When she describes the new system to her HR peers at other companies, she hears a lot of “I would love to do that, but…” responses. No one seems ready to follow suit. “This is one of the sacred cows. The typical performance review system doesn’t work because you’re demotivating half your population, poking them in the eye with a sharp stick.” And, apparently, dulling sections of their brains for a while, too.”
Of course, there’s a lot more than the latest on performance reviews in the news this week. Here are some HR and workplace-related items you may have missed. This is TLNT’s weekly round-up of news, trends, and insights from the world of talent management. I do it so you don’t have to.
- College degrees? They’re what high school diplomas used to be. I think we’ve all suspected this for a long time, but The New York Times brought it out into the open this week. Yes, you now need a four-year college degree to compete (or get hired for) for many jobs that you didn’t need one for before. “The college degree is becoming the new high school diploma: the new minimum requirement, albeit an expensive one, for getting even the lowest-level job. … Economists have referred to this phenomenon as “degree inflation,” and it has been steadily infiltrating America’s job market. Across industries and geographic areas, many other jobs that didn’t used to require a diploma — positions like dental hygienists, cargo agents, clerks and claims adjusters — are increasingly requiring one…”
- Is your social media policy useless? Gretchen Gavitt digs into this on her recent HBR blog, and she notes that recent NLRB decisions that were intended to help clarify what employees can say about their job on social media has actually made things muddier. “The Board has issued a bunch of the decisions — and in a lot of cases the employer won,” Benjamin Sachs, a Harvard Law professor and faculty co-director of the school’s Labor and Worklife Program, reiterated to me. “It’s not the case that you can just go on social media and scream about whatever you want to.”
- Why your husband or wife may lose their health care. It’s another one of those unexpected consequences flowing out of the Affordable Care Act (aka, Obamacare). According to MarketWatch.com, “Companies have a new solution to rising health-insurance costs: Break up their employees’ marriages.
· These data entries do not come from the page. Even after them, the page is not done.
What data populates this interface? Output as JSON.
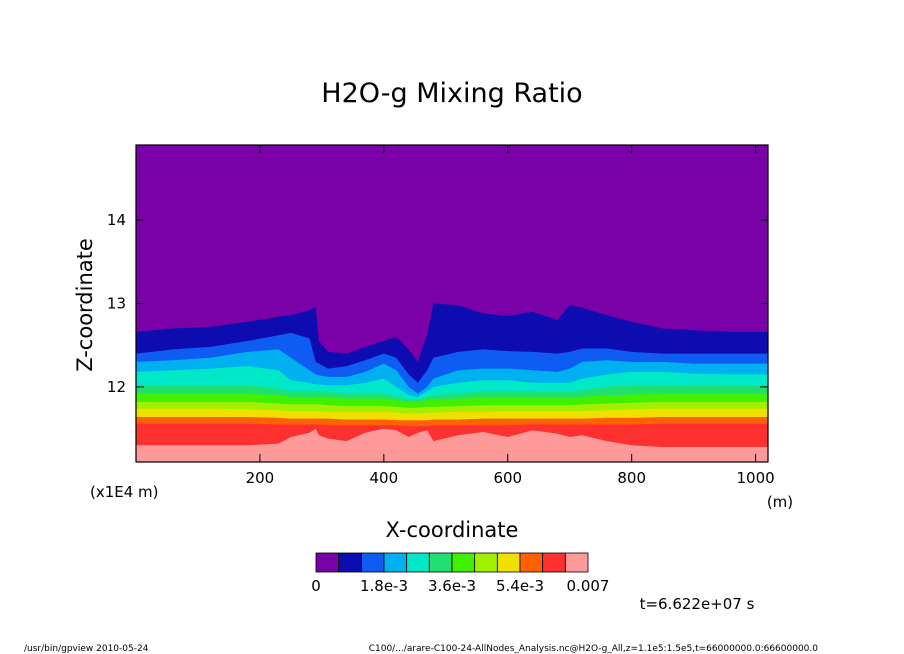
{
  "chart_data": {
    "type": "heatmap",
    "title": "H2O-g Mixing Ratio",
    "xlabel": "X-coordinate",
    "ylabel": "Z-coordinate",
    "x_unit": "(m)",
    "y_unit": "(x1E4 m)",
    "xlim": [
      0,
      1020
    ],
    "ylim": [
      11.1,
      14.9
    ],
    "x_ticks": [
      "200",
      "400",
      "600",
      "800",
      "1000"
    ],
    "x_tick_values": [
      200,
      400,
      600,
      800,
      1000
    ],
    "y_ticks": [
      "12",
      "13",
      "14"
    ],
    "y_tick_values": [
      12,
      13,
      14
    ],
    "colorbar": {
      "colors": [
        "#7a00a8",
        "#0c0cb0",
        "#0f5cf2",
        "#00b0f0",
        "#00e8c8",
        "#20e070",
        "#40f000",
        "#a0f000",
        "#f0e000",
        "#ff6000",
        "#ff3030",
        "#ff9a9a"
      ],
      "labels": [
        "0",
        "1.8e-3",
        "3.6e-3",
        "5.4e-3",
        "0.007"
      ]
    },
    "contour_tops": {
      "x": [
        0,
        60,
        120,
        180,
        230,
        250,
        280,
        290,
        295,
        310,
        340,
        370,
        400,
        420,
        440,
        455,
        470,
        480,
        520,
        560,
        600,
        640,
        680,
        700,
        720,
        760,
        800,
        850,
        900,
        960,
        1020
      ],
      "levels": [
        [
          12.66,
          12.7,
          12.72,
          12.78,
          12.84,
          12.86,
          12.92,
          12.96,
          12.55,
          12.42,
          12.4,
          12.48,
          12.55,
          12.6,
          12.45,
          12.3,
          12.62,
          13.0,
          12.98,
          12.88,
          12.85,
          12.9,
          12.8,
          12.98,
          12.95,
          12.86,
          12.78,
          12.7,
          12.68,
          12.66,
          12.66
        ],
        [
          12.4,
          12.45,
          12.48,
          12.55,
          12.62,
          12.65,
          12.58,
          12.3,
          12.28,
          12.22,
          12.25,
          12.32,
          12.4,
          12.35,
          12.15,
          12.05,
          12.2,
          12.35,
          12.42,
          12.45,
          12.43,
          12.42,
          12.4,
          12.42,
          12.46,
          12.46,
          12.42,
          12.4,
          12.4,
          12.4,
          12.4
        ],
        [
          12.3,
          12.32,
          12.35,
          12.42,
          12.45,
          12.35,
          12.2,
          12.15,
          12.14,
          12.12,
          12.12,
          12.18,
          12.28,
          12.2,
          12.0,
          11.92,
          12.0,
          12.1,
          12.2,
          12.22,
          12.22,
          12.2,
          12.18,
          12.22,
          12.3,
          12.32,
          12.3,
          12.3,
          12.28,
          12.28,
          12.28
        ],
        [
          12.18,
          12.2,
          12.22,
          12.25,
          12.2,
          12.08,
          12.05,
          12.03,
          12.03,
          12.02,
          12.02,
          12.05,
          12.1,
          12.0,
          11.9,
          11.88,
          11.95,
          12.0,
          12.05,
          12.08,
          12.08,
          12.05,
          12.05,
          12.05,
          12.1,
          12.15,
          12.18,
          12.18,
          12.16,
          12.15,
          12.15
        ],
        [
          12.02,
          12.02,
          12.02,
          12.02,
          11.98,
          11.95,
          11.95,
          11.95,
          11.95,
          11.94,
          11.92,
          11.92,
          11.92,
          11.88,
          11.85,
          11.85,
          11.88,
          11.9,
          11.92,
          11.95,
          11.95,
          11.95,
          11.94,
          11.94,
          11.96,
          12.0,
          12.02,
          12.02,
          12.02,
          12.02,
          12.02
        ],
        [
          11.92,
          11.92,
          11.92,
          11.92,
          11.9,
          11.88,
          11.88,
          11.88,
          11.88,
          11.87,
          11.86,
          11.86,
          11.86,
          11.84,
          11.82,
          11.82,
          11.84,
          11.85,
          11.86,
          11.87,
          11.88,
          11.88,
          11.87,
          11.87,
          11.88,
          11.9,
          11.91,
          11.92,
          11.92,
          11.92,
          11.92
        ],
        [
          11.82,
          11.82,
          11.82,
          11.82,
          11.8,
          11.79,
          11.79,
          11.79,
          11.79,
          11.78,
          11.77,
          11.77,
          11.77,
          11.76,
          11.75,
          11.75,
          11.76,
          11.76,
          11.77,
          11.78,
          11.78,
          11.78,
          11.78,
          11.78,
          11.79,
          11.8,
          11.81,
          11.82,
          11.82,
          11.82,
          11.82
        ],
        [
          11.74,
          11.74,
          11.74,
          11.73,
          11.72,
          11.71,
          11.71,
          11.71,
          11.71,
          11.7,
          11.7,
          11.7,
          11.7,
          11.69,
          11.68,
          11.68,
          11.69,
          11.69,
          11.7,
          11.7,
          11.71,
          11.71,
          11.71,
          11.71,
          11.71,
          11.72,
          11.73,
          11.74,
          11.74,
          11.74,
          11.74
        ],
        [
          11.64,
          11.64,
          11.64,
          11.64,
          11.63,
          11.62,
          11.62,
          11.62,
          11.62,
          11.62,
          11.61,
          11.61,
          11.61,
          11.6,
          11.6,
          11.6,
          11.6,
          11.61,
          11.61,
          11.62,
          11.62,
          11.62,
          11.62,
          11.62,
          11.62,
          11.63,
          11.63,
          11.64,
          11.64,
          11.64,
          11.64
        ],
        [
          11.56,
          11.56,
          11.56,
          11.56,
          11.55,
          11.55,
          11.55,
          11.55,
          11.55,
          11.54,
          11.54,
          11.54,
          11.54,
          11.54,
          11.53,
          11.53,
          11.53,
          11.54,
          11.54,
          11.54,
          11.54,
          11.55,
          11.55,
          11.55,
          11.55,
          11.55,
          11.55,
          11.56,
          11.56,
          11.56,
          11.56
        ],
        [
          11.3,
          11.3,
          11.3,
          11.3,
          11.32,
          11.4,
          11.45,
          11.5,
          11.42,
          11.38,
          11.35,
          11.45,
          11.5,
          11.48,
          11.4,
          11.45,
          11.48,
          11.35,
          11.42,
          11.46,
          11.4,
          11.48,
          11.44,
          11.4,
          11.42,
          11.35,
          11.3,
          11.28,
          11.28,
          11.28,
          11.28
        ]
      ]
    },
    "time_label": "t=6.622e+07 s"
  },
  "footer": {
    "left": "/usr/bin/gpview  2010-05-24",
    "right": "C100/.../arare-C100-24-AllNodes_Analysis.nc@H2O-g_All,z=1.1e5:1.5e5,t=66000000.0:66600000.0"
  }
}
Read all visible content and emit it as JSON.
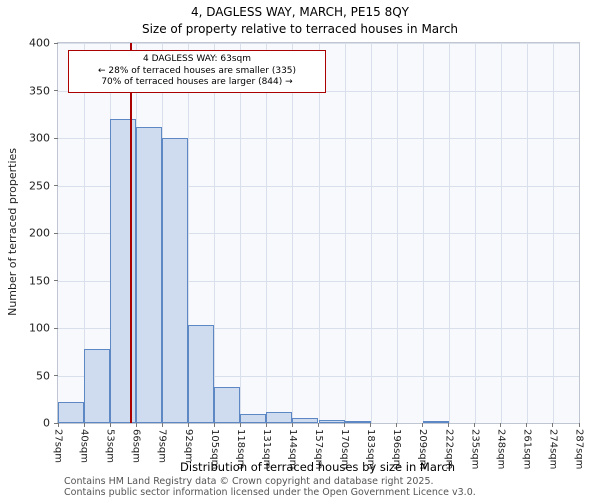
{
  "page": {
    "footer_line1": "Contains HM Land Registry data © Crown copyright and database right 2025.",
    "footer_line2": "Contains public sector information licensed under the Open Government Licence v3.0."
  },
  "chart_data": {
    "type": "bar",
    "title": "4, DAGLESS WAY, MARCH, PE15 8QY",
    "subtitle": "Size of property relative to terraced houses in March",
    "xlabel": "Distribution of terraced houses by size in March",
    "ylabel": "Number of terraced properties",
    "ylim": [
      0,
      400
    ],
    "yticks": [
      0,
      50,
      100,
      150,
      200,
      250,
      300,
      350,
      400
    ],
    "bin_edges": [
      27,
      40,
      53,
      66,
      79,
      92,
      105,
      118,
      131,
      144,
      157,
      170,
      183,
      196,
      209,
      222,
      235,
      248,
      261,
      274,
      287
    ],
    "tick_labels": [
      "27sqm",
      "40sqm",
      "53sqm",
      "66sqm",
      "79sqm",
      "92sqm",
      "105sqm",
      "118sqm",
      "131sqm",
      "144sqm",
      "157sqm",
      "170sqm",
      "183sqm",
      "196sqm",
      "209sqm",
      "222sqm",
      "235sqm",
      "248sqm",
      "261sqm",
      "274sqm",
      "287sqm"
    ],
    "values": [
      22,
      78,
      320,
      312,
      300,
      103,
      38,
      10,
      12,
      5,
      3,
      2,
      0,
      0,
      2,
      0,
      0,
      0,
      0,
      0
    ],
    "marker": {
      "x_sqm": 63
    },
    "annotation": {
      "line1": "4 DAGLESS WAY: 63sqm",
      "line2": "← 28% of terraced houses are smaller (335)",
      "line3": "70% of terraced houses are larger (844) →"
    },
    "legend": "none",
    "grid": "on",
    "colors": {
      "bar_fill": "#cfdcf0",
      "bar_border": "#5e88c4",
      "marker_line": "#aa0000",
      "grid_line": "#d9e0ec",
      "plot_bg": "#f7f9fd",
      "spine": "#c0c6d2"
    }
  }
}
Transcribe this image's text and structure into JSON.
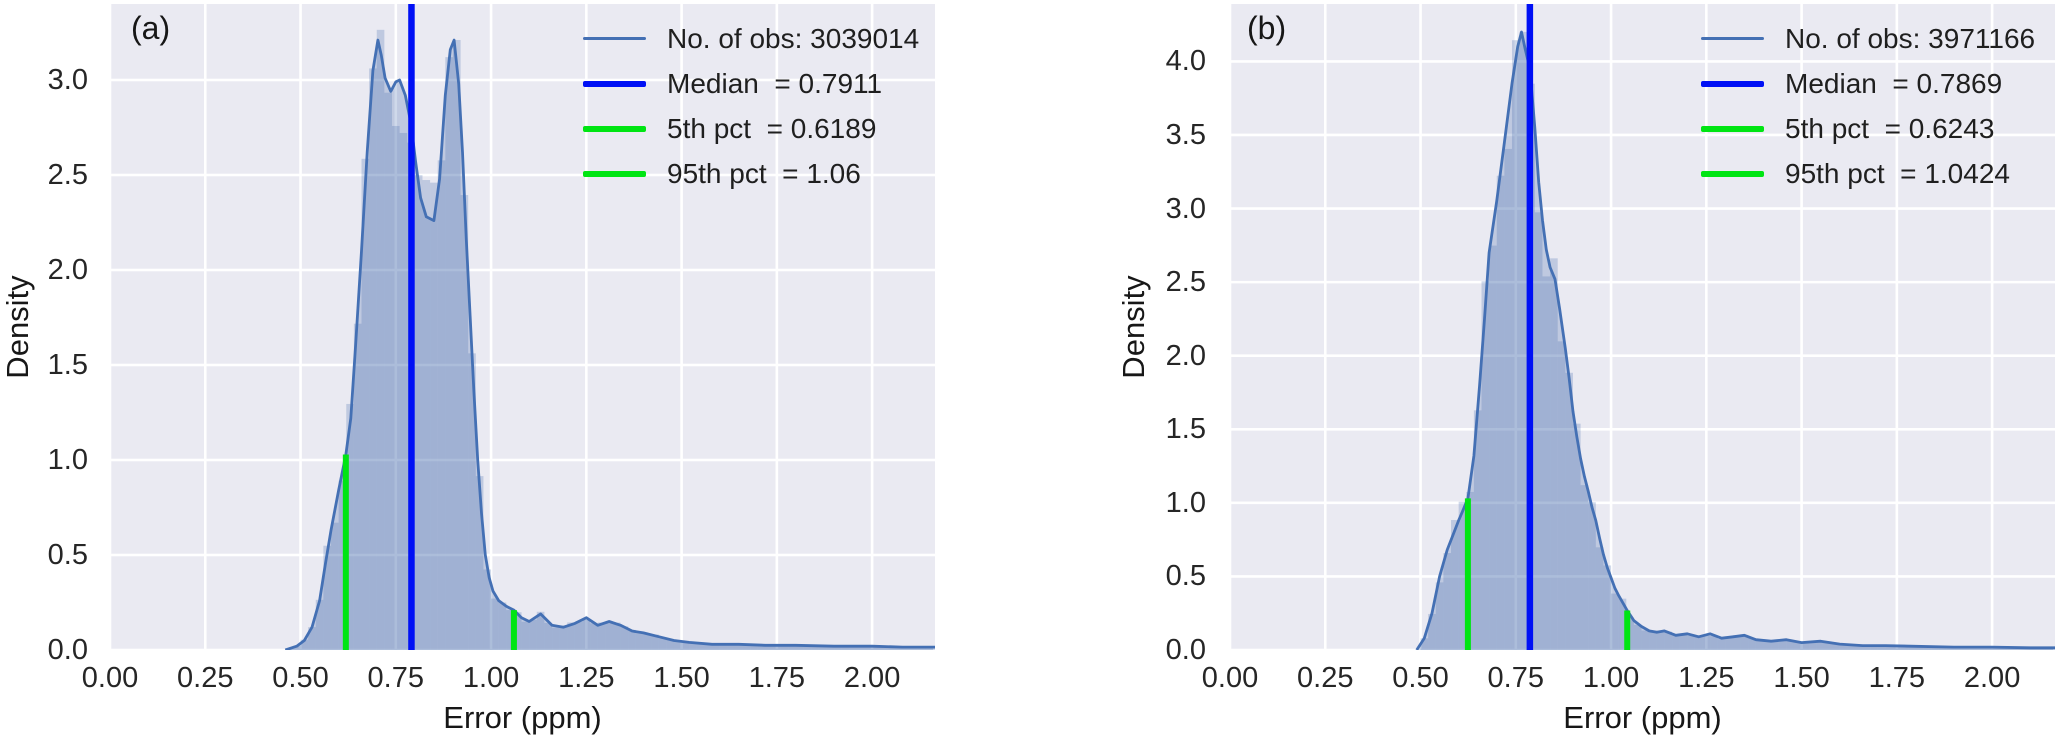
{
  "colors": {
    "figure_bg": "#ffffff",
    "plot_bg": "#eaeaf2",
    "grid": "#ffffff",
    "hist_fill": "rgba(76,114,176,0.27)",
    "kde_fill": "rgba(76,114,176,0.27)",
    "kde_line": "#4470b4",
    "median_line": "#0010f5",
    "pct_line": "#00e513",
    "text": "#262626"
  },
  "chart_data": [
    {
      "type": "area",
      "subtype": "histogram-with-kde-density",
      "panel_label": "(a)",
      "title": "",
      "xlabel": "Error (ppm)",
      "ylabel": "Density",
      "xlim": [
        0,
        2.165
      ],
      "ylim": [
        0,
        3.4
      ],
      "grid": true,
      "legend_position": "upper right",
      "xtick_labels": [
        "0.00",
        "0.25",
        "0.50",
        "0.75",
        "1.00",
        "1.25",
        "1.50",
        "1.75",
        "2.00"
      ],
      "ytick_labels": [
        "0.0",
        "0.5",
        "1.0",
        "1.5",
        "2.0",
        "2.5",
        "3.0"
      ],
      "n_obs": 3039014,
      "median": 0.7911,
      "pct5": 0.6189,
      "pct95": 1.06,
      "hist_bin_width": 0.02,
      "legend": {
        "items": [
          {
            "label": "No. of obs: 3039014",
            "color": "#4470b4",
            "line_weight": "thin"
          },
          {
            "label": "Median  = 0.7911",
            "color": "#0010f5",
            "line_weight": "thick"
          },
          {
            "label": "5th pct  = 0.6189",
            "color": "#00e513",
            "line_weight": "thick"
          },
          {
            "label": "95th pct  = 1.06",
            "color": "#00e513",
            "line_weight": "thick"
          }
        ]
      },
      "kde_points": [
        [
          0.46,
          0
        ],
        [
          0.49,
          0.02
        ],
        [
          0.51,
          0.05
        ],
        [
          0.53,
          0.12
        ],
        [
          0.55,
          0.26
        ],
        [
          0.565,
          0.45
        ],
        [
          0.58,
          0.63
        ],
        [
          0.6,
          0.84
        ],
        [
          0.619,
          1.03
        ],
        [
          0.632,
          1.22
        ],
        [
          0.645,
          1.62
        ],
        [
          0.66,
          2.1
        ],
        [
          0.675,
          2.62
        ],
        [
          0.69,
          3.05
        ],
        [
          0.703,
          3.21
        ],
        [
          0.712,
          3.13
        ],
        [
          0.722,
          3.01
        ],
        [
          0.737,
          2.94
        ],
        [
          0.75,
          2.99
        ],
        [
          0.76,
          3.0
        ],
        [
          0.775,
          2.92
        ],
        [
          0.79,
          2.77
        ],
        [
          0.802,
          2.57
        ],
        [
          0.815,
          2.38
        ],
        [
          0.83,
          2.28
        ],
        [
          0.85,
          2.26
        ],
        [
          0.865,
          2.48
        ],
        [
          0.88,
          2.92
        ],
        [
          0.893,
          3.16
        ],
        [
          0.903,
          3.21
        ],
        [
          0.915,
          2.98
        ],
        [
          0.925,
          2.62
        ],
        [
          0.935,
          2.16
        ],
        [
          0.945,
          1.76
        ],
        [
          0.955,
          1.36
        ],
        [
          0.965,
          1.0
        ],
        [
          0.975,
          0.72
        ],
        [
          0.985,
          0.5
        ],
        [
          0.995,
          0.38
        ],
        [
          1.005,
          0.31
        ],
        [
          1.02,
          0.26
        ],
        [
          1.04,
          0.23
        ],
        [
          1.06,
          0.21
        ],
        [
          1.08,
          0.17
        ],
        [
          1.1,
          0.15
        ],
        [
          1.13,
          0.19
        ],
        [
          1.16,
          0.13
        ],
        [
          1.19,
          0.12
        ],
        [
          1.22,
          0.14
        ],
        [
          1.25,
          0.17
        ],
        [
          1.28,
          0.13
        ],
        [
          1.31,
          0.15
        ],
        [
          1.34,
          0.13
        ],
        [
          1.37,
          0.1
        ],
        [
          1.4,
          0.09
        ],
        [
          1.44,
          0.07
        ],
        [
          1.48,
          0.05
        ],
        [
          1.52,
          0.04
        ],
        [
          1.58,
          0.03
        ],
        [
          1.65,
          0.03
        ],
        [
          1.72,
          0.025
        ],
        [
          1.8,
          0.025
        ],
        [
          1.9,
          0.02
        ],
        [
          2.0,
          0.02
        ],
        [
          2.08,
          0.015
        ],
        [
          2.165,
          0.015
        ]
      ]
    },
    {
      "type": "area",
      "subtype": "histogram-with-kde-density",
      "panel_label": "(b)",
      "title": "",
      "xlabel": "Error (ppm)",
      "ylabel": "Density",
      "xlim": [
        0,
        2.165
      ],
      "ylim": [
        0,
        4.39
      ],
      "grid": true,
      "legend_position": "upper right",
      "xtick_labels": [
        "0.00",
        "0.25",
        "0.50",
        "0.75",
        "1.00",
        "1.25",
        "1.50",
        "1.75",
        "2.00"
      ],
      "ytick_labels": [
        "0.0",
        "0.5",
        "1.0",
        "1.5",
        "2.0",
        "2.5",
        "3.0",
        "3.5",
        "4.0"
      ],
      "n_obs": 3971166,
      "median": 0.7869,
      "pct5": 0.6243,
      "pct95": 1.0424,
      "hist_bin_width": 0.02,
      "legend": {
        "items": [
          {
            "label": "No. of obs: 3971166",
            "color": "#4470b4",
            "line_weight": "thin"
          },
          {
            "label": "Median  = 0.7869",
            "color": "#0010f5",
            "line_weight": "thick"
          },
          {
            "label": "5th pct  = 0.6243",
            "color": "#00e513",
            "line_weight": "thick"
          },
          {
            "label": "95th pct  = 1.0424",
            "color": "#00e513",
            "line_weight": "thick"
          }
        ]
      },
      "kde_points": [
        [
          0.49,
          0
        ],
        [
          0.51,
          0.08
        ],
        [
          0.53,
          0.25
        ],
        [
          0.55,
          0.5
        ],
        [
          0.57,
          0.68
        ],
        [
          0.585,
          0.78
        ],
        [
          0.6,
          0.88
        ],
        [
          0.61,
          0.94
        ],
        [
          0.6243,
          1.03
        ],
        [
          0.64,
          1.32
        ],
        [
          0.655,
          1.8
        ],
        [
          0.668,
          2.25
        ],
        [
          0.68,
          2.7
        ],
        [
          0.7,
          3.05
        ],
        [
          0.72,
          3.45
        ],
        [
          0.74,
          3.85
        ],
        [
          0.755,
          4.1
        ],
        [
          0.765,
          4.2
        ],
        [
          0.775,
          4.08
        ],
        [
          0.787,
          3.95
        ],
        [
          0.8,
          3.55
        ],
        [
          0.81,
          3.18
        ],
        [
          0.82,
          2.92
        ],
        [
          0.83,
          2.72
        ],
        [
          0.84,
          2.6
        ],
        [
          0.853,
          2.52
        ],
        [
          0.865,
          2.32
        ],
        [
          0.88,
          2.05
        ],
        [
          0.89,
          1.85
        ],
        [
          0.9,
          1.62
        ],
        [
          0.91,
          1.45
        ],
        [
          0.92,
          1.3
        ],
        [
          0.93,
          1.18
        ],
        [
          0.94,
          1.08
        ],
        [
          0.95,
          0.97
        ],
        [
          0.96,
          0.88
        ],
        [
          0.97,
          0.76
        ],
        [
          0.98,
          0.65
        ],
        [
          0.99,
          0.56
        ],
        [
          1.0,
          0.49
        ],
        [
          1.01,
          0.42
        ],
        [
          1.02,
          0.37
        ],
        [
          1.042,
          0.27
        ],
        [
          1.06,
          0.2
        ],
        [
          1.08,
          0.16
        ],
        [
          1.1,
          0.13
        ],
        [
          1.12,
          0.12
        ],
        [
          1.14,
          0.13
        ],
        [
          1.17,
          0.1
        ],
        [
          1.2,
          0.11
        ],
        [
          1.23,
          0.09
        ],
        [
          1.26,
          0.11
        ],
        [
          1.29,
          0.08
        ],
        [
          1.32,
          0.09
        ],
        [
          1.35,
          0.1
        ],
        [
          1.38,
          0.07
        ],
        [
          1.42,
          0.06
        ],
        [
          1.46,
          0.07
        ],
        [
          1.5,
          0.05
        ],
        [
          1.55,
          0.06
        ],
        [
          1.6,
          0.04
        ],
        [
          1.66,
          0.03
        ],
        [
          1.72,
          0.03
        ],
        [
          1.8,
          0.025
        ],
        [
          1.9,
          0.02
        ],
        [
          2.0,
          0.02
        ],
        [
          2.1,
          0.015
        ],
        [
          2.165,
          0.015
        ]
      ]
    }
  ]
}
By denying coverage to spouses, employers not only save the annual premiums, but also the new fees that went into effect as part of the Affordable Care Act. This year, companies have to pay $1 or $2 “per life” covered on their plans, a sum that jumps to $65 in 2014. And health law guidelines proposed recently mandate coverage of employees’ dependent children (up to age 26), but husbands and wives are optional. “The question about whether it’s obligatory to cover the family of the employee is being thought through more than ever before,” says Helen Darling, president of the National Business Group on Health.”
- How screwing up can be a smart career move. Everybody screws up, at least some of the time, and as Fast Company notes, doing so can actually be a savvy career move. In this article, Bill Clinton is the poster boy for screwing up and using it to help your career (insert your own Clinton-Lewinsky joke here). They even list some “Rules for a proper screw-up” that includes “Don’t apologize.” It;s something you need to read — and enjoy.